Que ce soit pour la sauver, ou la maîtriser, le discours reste celui de l’Humain qui fait face au Vivant. Nous et le reste du monde. Et si on prenait une tasse de recul, avec une touche d’humilité, qu’on arrêtait de s’extraire du Vivant, qu’est-ce qu’il adviendrait ? Le biomimétisme propose de s’inspirer des formes (le bec des oiseaux plongeurs inspire le TGV pour réduire la consommation d’énergie), des matériaux (les arbres utilisent l’énergie carbone à température ambiante pour créer de l’énergie, contrairement aux panneaux photovoltaïques) et aussi les écosystèmes (coopératif et en économie circulaire) pour innover.



La Nature = 4 milliards d’année de R&D

Nous faisons intégralement partie du Vivant, cet ensemble qui recouvre toutes les espèces qui vivent sur la planète, des bactéries à l’homo sapiens. Les espèces qu’on observe aujourd’hui sont le fruit de 4 milliards d’années de tests, d’itérations, qui se sont perfectionnées au gré de la sélection naturelle.

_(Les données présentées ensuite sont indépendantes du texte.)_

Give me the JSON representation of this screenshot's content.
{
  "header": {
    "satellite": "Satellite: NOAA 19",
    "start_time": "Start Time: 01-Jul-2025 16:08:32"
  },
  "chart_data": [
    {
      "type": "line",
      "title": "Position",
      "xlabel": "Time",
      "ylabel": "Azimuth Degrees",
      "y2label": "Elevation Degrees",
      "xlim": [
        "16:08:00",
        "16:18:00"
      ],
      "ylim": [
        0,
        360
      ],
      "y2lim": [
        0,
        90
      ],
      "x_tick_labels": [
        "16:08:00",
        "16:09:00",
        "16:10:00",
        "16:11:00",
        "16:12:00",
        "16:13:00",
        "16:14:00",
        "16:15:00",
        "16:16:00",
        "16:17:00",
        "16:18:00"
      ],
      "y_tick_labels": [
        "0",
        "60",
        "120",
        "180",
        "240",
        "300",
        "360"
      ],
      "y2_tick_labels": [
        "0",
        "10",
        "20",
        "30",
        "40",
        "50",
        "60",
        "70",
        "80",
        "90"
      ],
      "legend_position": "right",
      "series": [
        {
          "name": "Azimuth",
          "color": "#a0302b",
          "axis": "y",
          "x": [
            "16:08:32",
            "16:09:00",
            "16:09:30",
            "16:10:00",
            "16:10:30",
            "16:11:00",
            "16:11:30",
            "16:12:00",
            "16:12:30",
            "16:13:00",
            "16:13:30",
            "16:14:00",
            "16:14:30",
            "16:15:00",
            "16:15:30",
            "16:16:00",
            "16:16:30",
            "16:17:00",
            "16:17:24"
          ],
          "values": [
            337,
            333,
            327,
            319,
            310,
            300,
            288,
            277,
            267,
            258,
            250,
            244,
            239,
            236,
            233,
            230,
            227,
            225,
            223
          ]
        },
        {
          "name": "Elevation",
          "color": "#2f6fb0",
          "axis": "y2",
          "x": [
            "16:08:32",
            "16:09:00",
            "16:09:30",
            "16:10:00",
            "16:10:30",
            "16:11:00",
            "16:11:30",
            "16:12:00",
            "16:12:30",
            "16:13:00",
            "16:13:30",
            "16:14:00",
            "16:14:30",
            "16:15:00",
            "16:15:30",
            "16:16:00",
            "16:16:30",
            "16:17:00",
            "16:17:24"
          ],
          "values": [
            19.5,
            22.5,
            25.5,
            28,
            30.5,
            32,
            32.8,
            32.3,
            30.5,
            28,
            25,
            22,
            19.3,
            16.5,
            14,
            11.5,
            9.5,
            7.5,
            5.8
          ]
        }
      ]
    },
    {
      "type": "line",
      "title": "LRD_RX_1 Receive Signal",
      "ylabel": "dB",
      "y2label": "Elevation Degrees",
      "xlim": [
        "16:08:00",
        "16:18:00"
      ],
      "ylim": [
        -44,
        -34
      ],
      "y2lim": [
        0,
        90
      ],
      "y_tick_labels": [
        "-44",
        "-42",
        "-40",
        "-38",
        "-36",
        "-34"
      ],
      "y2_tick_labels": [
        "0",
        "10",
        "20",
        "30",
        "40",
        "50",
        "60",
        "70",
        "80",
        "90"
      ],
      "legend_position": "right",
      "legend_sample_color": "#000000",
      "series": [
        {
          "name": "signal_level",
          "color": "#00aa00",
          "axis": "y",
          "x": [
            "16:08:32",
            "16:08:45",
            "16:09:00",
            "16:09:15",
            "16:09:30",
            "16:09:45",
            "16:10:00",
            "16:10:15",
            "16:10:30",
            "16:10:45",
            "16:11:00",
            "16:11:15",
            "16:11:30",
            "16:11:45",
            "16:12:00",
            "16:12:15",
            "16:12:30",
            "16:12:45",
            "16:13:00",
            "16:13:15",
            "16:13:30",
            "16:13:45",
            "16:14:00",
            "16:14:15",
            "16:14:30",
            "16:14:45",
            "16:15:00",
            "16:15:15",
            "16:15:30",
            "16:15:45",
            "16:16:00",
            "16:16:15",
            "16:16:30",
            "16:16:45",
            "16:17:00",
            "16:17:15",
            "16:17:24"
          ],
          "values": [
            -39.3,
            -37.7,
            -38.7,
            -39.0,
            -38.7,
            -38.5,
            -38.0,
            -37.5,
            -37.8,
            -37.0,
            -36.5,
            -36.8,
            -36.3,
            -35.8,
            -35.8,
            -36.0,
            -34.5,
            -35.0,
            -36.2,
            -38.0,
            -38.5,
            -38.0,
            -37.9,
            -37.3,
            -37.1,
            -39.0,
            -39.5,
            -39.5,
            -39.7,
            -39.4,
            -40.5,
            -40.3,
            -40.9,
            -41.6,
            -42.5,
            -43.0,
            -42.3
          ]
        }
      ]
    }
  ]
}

Le Vivant regorge d’une infinité d’innovations et de technologies insoupçonnées, qui constituent une opportunité pour nous et notre environnement.

Selon vous : qui réalise le plus long vol sans ravitaillement autour de la Terre ? La barge rousse, un oiseau qui migre chaque année de l’Alaska et l’Australie, et vole 9 jours sans escale. Qui a créé le premier système de redistribution de richesses sur Terre ? Les champignons et les arbres. Les racines des champignons, appelées mycélium, encerclent celles des arbres et échangent minéraux, sucres, sels. Grâce à une plus grande exposition au soleil, les arbres les plus hauts produisent plus de sucres que les arbres bas. Afin d’équilibrer les ressources, les champignons extraient le surplus de sucre des arbres hauts, excédentaires, et le redistribuent aux arbres bas, déficitaires (2). La redistribution n’est pas l’apanage des sociétés humaines.

Grâce à la technologie, nous pouvons aujourd’hui étudier et comprendre le fonctionnement du Vivant, ce réservoir infini d’innovations. La démarche qui consiste à observer, s’inspirer et copier les mécanismes à l’œuvre dans la nature est le biomimétisme. C’est d’autant plus pertinent que le Vivant a misé depuis des millénaires sur quelques principes fondamentaux qui lui assurent un développement pérenne et équilibré (« Les Principes du Vivant »), notamment :

- Se nourrir d’énergie renouvelable et essentiellement solaire ;

- Valoriser l’abondance (et non la rareté) ;

- Tout réutiliser, recycler (économie circulaire) ;

- Consommer des ressources et richesses locales.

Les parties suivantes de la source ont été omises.